From: Statistical analysis of high-dimensional biomedical data: a gentle introduction to analytical goals, common approaches and challenges

Variable filtering

 Variable filtering is typically accomplished by calculation of a score for each variable, followed by exclusion of variables having a score below a threshold from further analyses. Modelling or multiple testing procedures can then be applied only to the resulting variable set. However, in order to preserve the correct error control in multiple testing, it is crucial that the filtering is independent of the test statistics that will be used to analyze the filtered data [52]. This is generally accomplished using “nonspecific” filters, where the filtering does not depend on the outcome data. For example, when comparing groups using two-sample t-tests, first removing the variables that exhibit a small difference in the mean values of the classes and then applying the multiple testing corrections to the remaining variables leads to greatly inflated type I errors and overoptimistic multiplicity adjusted p-values.
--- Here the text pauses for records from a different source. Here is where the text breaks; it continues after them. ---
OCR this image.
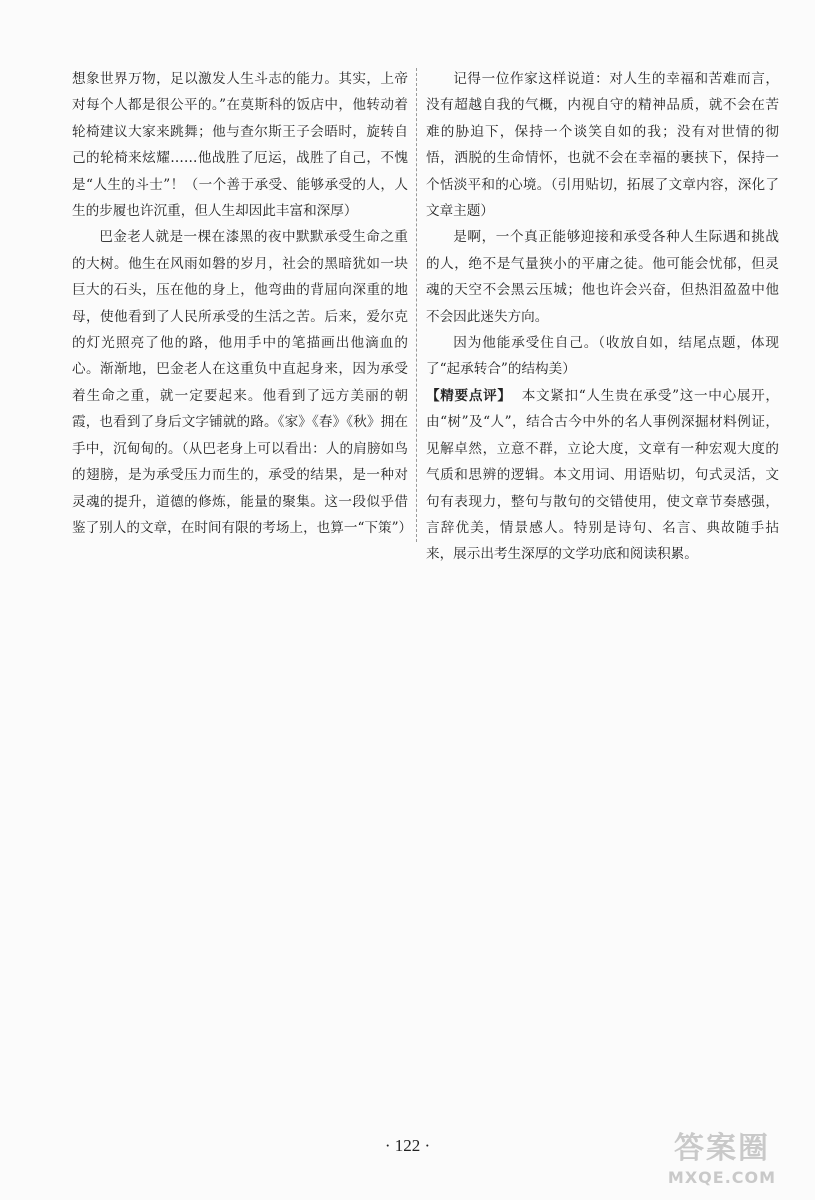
想象世界万物，足以激发人生斗志的能力。其实，上帝对每个人都是很公平的。”在莫斯科的饭店中，他转动着轮椅建议大家来跳舞；他与查尔斯王子会晤时，旋转自己的轮椅来炫耀……他战胜了厄运，战胜了自己，不愧是“人生的斗士”！（一个善于承受、能够承受的人，人生的步履也许沉重，但人生却因此丰富和深厚）

巴金老人就是一棵在漆黑的夜中默默承受生命之重的大树。他生在风雨如磐的岁月，社会的黑暗犹如一块巨大的石头，压在他的身上，他弯曲的背屈向深重的地母，使他看到了人民所承受的生活之苦。后来，爱尔克的灯光照亮了他的路，他用手中的笔描画出他滴血的心。渐渐地，巴金老人在这重负中直起身来，因为承受着生命之重，就一定要起来。他看到了远方美丽的朝霞，也看到了身后文字铺就的路。《家》《春》《秋》拥在手中，沉甸甸的。（从巴老身上可以看出：人的肩膀如鸟的翅膀，是为承受压力而生的，承受的结果，是一种对灵魂的提升，道德的修炼，能量的聚集。这一段似乎借鉴了别人的文章，在时间有限的考场上，也算一“下策”）

记得一位作家这样说道：对人生的幸福和苦难而言，没有超越自我的气概，内视自守的精神品质，就不会在苦难的胁迫下，保持一个谈笑自如的我；没有对世情的彻悟，洒脱的生命情怀，也就不会在幸福的裹挟下，保持一个恬淡平和的心境。（引用贴切，拓展了文章内容，深化了文章主题）

是啊，一个真正能够迎接和承受各种人生际遇和挑战的人，绝不是气量狭小的平庸之徒。他可能会忧郁，但灵魂的天空不会黑云压城；他也许会兴奋，但热泪盈盈中他不会因此迷失方向。

因为他能承受住自己。（收放自如，结尾点题，体现了“起承转合”的结构美）

【精要点评】 本文紧扣“人生贵在承受”这一中心展开，由“树”及“人”，结合古今中外的名人事例深掘材料例证，见解卓然，立意不群，立论大度，文章有一种宏观大度的气质和思辨的逻辑。本文用词、用语贴切，句式灵活，文句有表现力，整句与散句的交错使用，使文章节奏感强，言辞优美，情景感人。特别是诗句、名言、典故随手拈来，展示出考生深厚的文学功底和阅读积累。

· 122 ·	答案圈
MXQE.COM
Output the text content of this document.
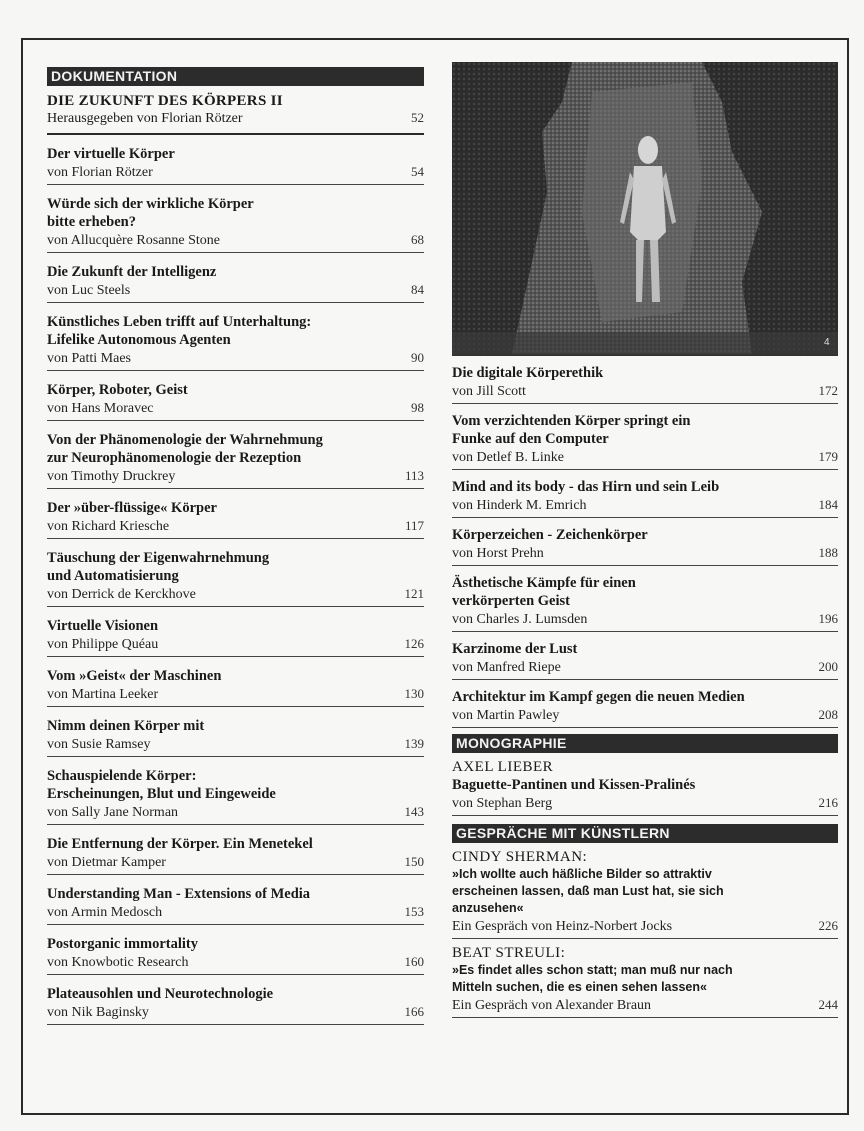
DOKUMENTATION
DIE ZUKUNFT DES KÖRPERS II
Herausgegeben von Florian Rötzer	52
Der virtuelle Körper
von Florian Rötzer	54
Würde sich der wirkliche Körper
bitte erheben?
von Allucquère Rosanne Stone	68
Die Zukunft der Intelligenz
von Luc Steels	84
Künstliches Leben trifft auf Unterhaltung:
Lifelike Autonomous Agenten
von Patti Maes	90
Körper, Roboter, Geist
von Hans Moravec	98
Von der Phänomenologie der Wahrnehmung
zur Neurophänomenologie der Rezeption
von Timothy Druckrey	113
Der »über-flüssige« Körper
von Richard Kriesche	117
Täuschung der Eigenwahrnehmung
und Automatisierung
von Derrick de Kerckhove	121
Virtuelle Visionen
von Philippe Quéau	126
Vom »Geist« der Maschinen
von Martina Leeker	130
Nimm deinen Körper mit
von Susie Ramsey	139
Schauspielende Körper:
Erscheinungen, Blut und Eingeweide
von Sally Jane Norman	143
Die Entfernung der Körper. Ein Menetekel
von Dietmar Kamper	150
Understanding Man - Extensions of Media
von Armin Medosch	153
Postorganic immortality
von Knowbotic Research	160
Plateausohlen und Neurotechnologie
von Nik Baginsky	166
4
Die digitale Körperethik
von Jill Scott	172
Vom verzichtenden Körper springt ein
Funke auf den Computer
von Detlef B. Linke	179
Mind and its body - das Hirn und sein Leib
von Hinderk M. Emrich	184
Körperzeichen - Zeichenkörper
von Horst Prehn	188
Ästhetische Kämpfe für einen
verkörperten Geist
von Charles J. Lumsden	196
Karzinome der Lust
von Manfred Riepe	200
Architektur im Kampf gegen die neuen Medien
von Martin Pawley	208
MONOGRAPHIE
AXEL LIEBER
Baguette-Pantinen und Kissen-Pralinés
von Stephan Berg	216
GESPRÄCHE MIT KÜNSTLERN
CINDY SHERMAN:
»Ich wollte auch häßliche Bilder so attraktiv
erscheinen lassen, daß man Lust hat, sie sich
anzusehen«
Ein Gespräch von Heinz-Norbert Jocks	226
BEAT STREULI:
»Es findet alles schon statt; man muß nur nach
Mitteln suchen, die es einen sehen lassen«
Ein Gespräch von Alexander Braun	244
In contrast, type I error is correctly controlled if the filter is based on the overall variance or mean of the variables (combined across both groups), filtering out the variables with small overall variability or low overall expression [52,53,54]. Although computationally helpful, filtering that does not inflate errors also does not necessarily increase statistical power; for example, Bourgon et al. [52] showed an example for Affymetrix gene expression data, where filtering out a large proportion of the genes with low expression actually decreased the number of true discoveries

 Variable filtering is implicitly performed also by some methods that can be used in regression modelling. These methods include Lasso, which will be discussed in the context of prediction modelling in section “PRED: Prediction.”